What do these four things have in common?
- A risk assessment
Well according to google they are all things that people want to know the purpose of.
And just like those things, it is often thought that a purpose is how to best drive your brand forward and develop public appeal. A thought that is supported by multiple surveys, with 1 in 2 consumers being defined as belief-driven buyers – meaning they choose, switch or boycott a brand based on its stand on societal issues.
So by that logic, consumers will love those brands that try and help the world be a better place, right?
Social Desirability bias and virtue signalling
Although people will say they are belief-driven buyers, that may be in part because they think they should be. When you’re running late or have forgotten to buy a gift, convenience and product may eventually trump principles when it comes to making a final decision; otherwise Uber and Amazon wouldn’t show quite the same growth they have.
But just because people may not do what they say they would, that doesn’t mean that a brand shouldn’t tie itself to a social cause. People still do care, but brands should only do this when it’s appropriate or it could be viewed as virtue signalling.
Virtue signalling is when someone (or a brand) express opinions or sentiment to demonstrate their good character or for their own personal gain. A social justice campaign could easily come across as profit-making if it’s done wrong. Ask Kendall Jenner.
To say Pepsi’s campaign was tone-deaf is an understatement. Launching at the same time as the BLM movement, they showed a joyful protest compared to those that were happening at the time. But the most ingenious aspect was the notion that Pepsi could solve racial injustice as a drinks brand.
You can’t just support a cause that isn’t grounded in reality. It has to be something that your business credibly & visibly supports and that people associate your brand with.
Get your house in order first
Before you even consider to put a stand on a social issue, you need to make sure you are not breaking the rules you are seeming to support. With company information and practice becoming more accessible information, a conscious consumer is aware of a company’s back end processes. So it is key to practice what you preach otherwise it will come of as profiteering.
A prime example is the State Street Global Advisors unveiling the Fearless Girl to send a message about gender diversity and equal recruitment opportunities ahead of International Women’s Day. It received praise and lots of coverage that quickly turned to backlash when SSGA’s own leadership was revealed to be 18% female. Not only that but in the same year had rejected shareholder proposals to tackle gender inequality 12 times.
Consumers want brands to practice what they preach. If their cause doesn’t seem authentic, it comes across solely as a profit-making ploy.
So how should brands ‘take a stand’?
Hitting the social cause ‘sweet spot’ can be difficult but it’s a balance between authenticity and transparency
To find something authentic it can hit in one of three ways:
Support a social cause which goes to the very heart of why you, as a brand, exist.
Patagonia is a great example of a brand that does this well. Not only does their support for environmental issues make intuitive sense for a company selling outdoor goods, but it is present at all touchpoints, not just in a marketing campaign.
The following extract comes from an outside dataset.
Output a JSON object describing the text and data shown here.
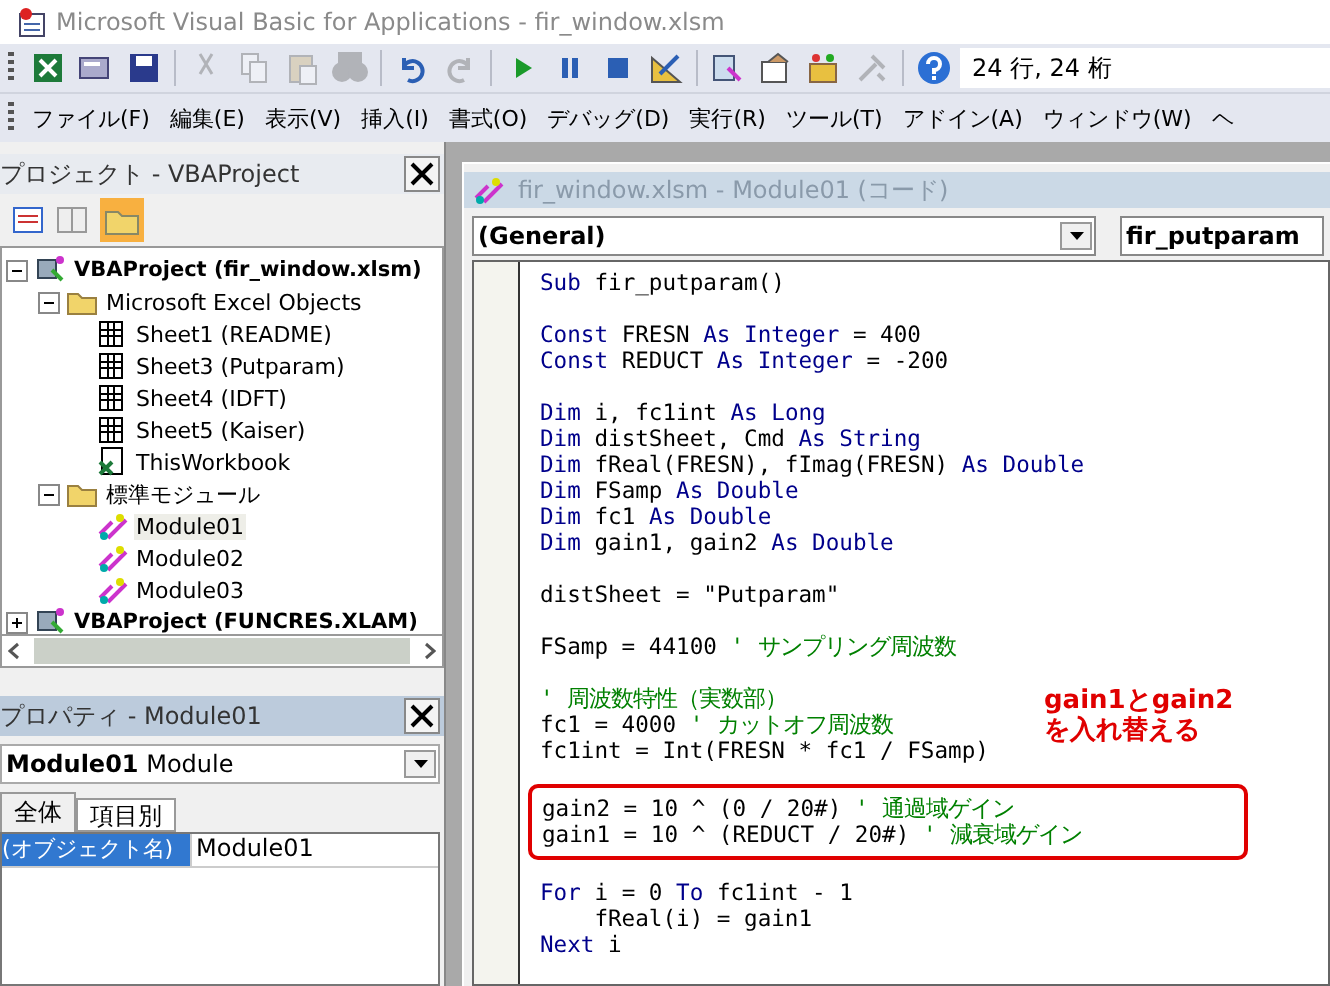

The promotion in their campaigns is in line with what consumers expect as Patagonia’s products are designed with sustainability in mind and 1% of sales go towards preservation projects which form a key part of their messaging.
Authentically connect your brand’s stand to a relevant moment in culture.
At its heart, Nike’s ‘just do it’ campaign is a brand message of going against the grain for what you believe in. So when they collaborated with Colin Kaepernick it made sense. The act of protest in a sports environment fell in-line with Nike’s messaging which created authenticity compared to the previous example of Pepsi which touched on a similar issue. Nike tying themselves to a controversial moment furthered the message as they were themselves taking a risk but supporting Kaepernick (one that actually paid off due to their boost in sales).
Confront a controversial issue that has a direct impact on your stakeholders and brand.
Brexit and the idea of what it means to be ‘British’ has been a major topic of debate within the public. As a ‘beautifully British’ brand Jigsaw took a stand with their ‘<3 Immigration’ campaign. The message was clear and relevant to them as a company giving a sense of transparency to why they support the social cause. Therefore it felt less like a money-making ploy but more of a statement of fact.
- You can’t just support a cause that isn’t grounded in the reality of your brand. It has to be something that your business can credibly get behind and that people want to associate your brand with.
- Consumers want brands to practice what they preach. If your support doesn’t seem authentic, it comes across solely as a profit-making ploy.
- Understand the reasons why you as a brand are supporting the particular cause (Purpose / Culture / Activism).